There's still the issue of cases where perhaps you can define a class lower in the heirarchy using a higher up one but it may not be efficient to do so;
In Scala, the user is still able to overwrite these things with a more performant implementation, i.e.:
class functor 'f begin
val map : 'f 'a -> ('a -> 'b) -> 'f 'b
end
class functor 'f => monad 'f begin
val pure : 'a -> 'f 'a
val flatmap : 'f 'a -> ('a -> 'f 'b) -> 'f 'b
val join : 'f ('f 'a) -> 'f 'a
let map fa f = flatmap fa (fun a -> pure (f a))
let join ffa = flatmap ffa (fun fa -> fa)
let flatmap fa f = join (map fa f)
end
(* for prototyping, you save tons of lines of code *)
instance monad option begin
let pure = Some
let flatmap fa f =
match fa with
| Some x -> f x
| None -> None
end
(* but once you need more efficiency, you can go back later *)
instance monad option begin
let pure = Some
let flatmap fa f =
match fa with
| Some x -> f x
| None -> None
let join fa =
match fa with
| Some (Some x) -> x
| y -> y
let map fa f =
match fa with
| Some x -> Some (f x)
| None -> None
end
And even in the "more efficient" version, I've saved code by not having to define everything in the typeclass hierarchy (and I've saved even more code if I go back later to define applicative
, invariant
, monoidal
, etc).
So the question boils down to: how often is this very restricted ability actually useful versus the amount of complexity it introduces to the implementation of the compiler, explanation to new users, and simplicity of documentation generation (because instances now no longer 1:1 correspond to instance sections)?
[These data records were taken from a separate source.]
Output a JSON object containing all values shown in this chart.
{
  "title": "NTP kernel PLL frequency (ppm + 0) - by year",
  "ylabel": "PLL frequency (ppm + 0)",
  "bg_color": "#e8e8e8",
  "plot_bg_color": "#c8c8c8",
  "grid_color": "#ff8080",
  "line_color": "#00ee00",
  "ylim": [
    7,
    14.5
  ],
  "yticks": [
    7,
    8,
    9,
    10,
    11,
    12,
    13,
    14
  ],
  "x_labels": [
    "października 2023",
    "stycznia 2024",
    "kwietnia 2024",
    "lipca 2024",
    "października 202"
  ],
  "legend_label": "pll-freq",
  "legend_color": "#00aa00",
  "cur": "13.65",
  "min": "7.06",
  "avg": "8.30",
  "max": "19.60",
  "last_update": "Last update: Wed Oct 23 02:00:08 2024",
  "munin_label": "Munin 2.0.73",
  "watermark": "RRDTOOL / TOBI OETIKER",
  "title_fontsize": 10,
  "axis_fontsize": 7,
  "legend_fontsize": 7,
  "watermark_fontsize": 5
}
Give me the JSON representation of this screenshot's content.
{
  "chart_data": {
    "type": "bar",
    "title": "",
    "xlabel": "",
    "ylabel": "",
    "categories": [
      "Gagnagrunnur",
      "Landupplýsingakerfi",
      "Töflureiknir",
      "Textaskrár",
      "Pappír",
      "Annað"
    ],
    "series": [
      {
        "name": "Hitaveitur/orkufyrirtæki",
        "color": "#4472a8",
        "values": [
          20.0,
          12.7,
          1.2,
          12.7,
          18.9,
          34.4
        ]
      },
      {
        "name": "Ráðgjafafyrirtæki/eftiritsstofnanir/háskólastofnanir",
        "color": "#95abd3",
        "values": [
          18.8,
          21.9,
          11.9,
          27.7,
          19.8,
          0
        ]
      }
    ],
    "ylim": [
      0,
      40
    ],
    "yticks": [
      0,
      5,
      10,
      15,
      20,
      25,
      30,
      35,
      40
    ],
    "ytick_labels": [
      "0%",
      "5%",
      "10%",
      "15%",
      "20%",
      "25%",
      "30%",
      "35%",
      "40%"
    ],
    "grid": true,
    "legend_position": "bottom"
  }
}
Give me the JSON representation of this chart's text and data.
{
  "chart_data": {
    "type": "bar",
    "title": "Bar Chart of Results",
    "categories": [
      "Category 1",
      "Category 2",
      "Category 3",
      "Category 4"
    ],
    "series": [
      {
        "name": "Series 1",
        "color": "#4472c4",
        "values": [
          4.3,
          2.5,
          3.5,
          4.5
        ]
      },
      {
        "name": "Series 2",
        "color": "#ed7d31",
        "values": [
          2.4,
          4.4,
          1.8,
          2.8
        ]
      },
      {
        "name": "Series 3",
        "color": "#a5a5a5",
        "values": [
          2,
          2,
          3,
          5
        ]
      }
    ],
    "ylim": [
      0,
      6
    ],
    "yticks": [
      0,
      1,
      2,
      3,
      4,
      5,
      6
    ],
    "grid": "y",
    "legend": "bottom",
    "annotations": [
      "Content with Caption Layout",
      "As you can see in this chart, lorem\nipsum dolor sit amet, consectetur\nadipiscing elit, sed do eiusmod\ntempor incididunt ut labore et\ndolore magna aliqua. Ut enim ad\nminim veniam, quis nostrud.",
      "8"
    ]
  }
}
Yeah, through discussing this with various other people I've learned that this way of doing things is very not ML-like. I can't say anything about complexity or documentation generation (I haven't seen Amulet's documentation generation, and I'm not a Haskeller or a PLT person (yet)), but I do agree that the magnitude of a change like this would cause problems.
How viable would the "previous operator overriding" be, even if the typeclass model doesn't change? I.e., perhaps something like
instance semigroup int begin
forward ( |+| ) = ( + )
end
instance monoid int begin
forward empty = zero
end
instance semiring int begin
let zero = 0
external val ( + ) = "%int.add"
external val ( * ) = "%int.mul"
end
instance invariant option begin
forward imap fa f g = map fa f
end
I'm not very good at making good syntax or identifiers, and I'm worried about forward
conflicting with things, so there's probably some better way, but I'd love to brainstorm if it's viable.
One Haskell extension I recently stumbled upon is default superclass instances/intrinsic superclasses, which would give you a syntax a little like:
class monoid 'a => semiring 'a begin
val zero : 'a
val ( + ) : 'a -> 'a -> 'a
val ( * ) : 'a -> 'a -> 'a
deriving instance semigroup 'a begin
let a |+| b = a + b
end
end
instance monoid int
let zero = 0
(* Also ( + ), ( * ) *)
deriving semigroup
It feels a reasonable solution - it's still sound (you enforce the same instance
constraints as already), but is still shorter than deriving each instance separately.
First step though is obviously fixing the undefined
error so it actually reports something useful.
This gives
Is it not common in MLs to "override" a previous operator? Sorry for my lack of knowledge on the nomenclature.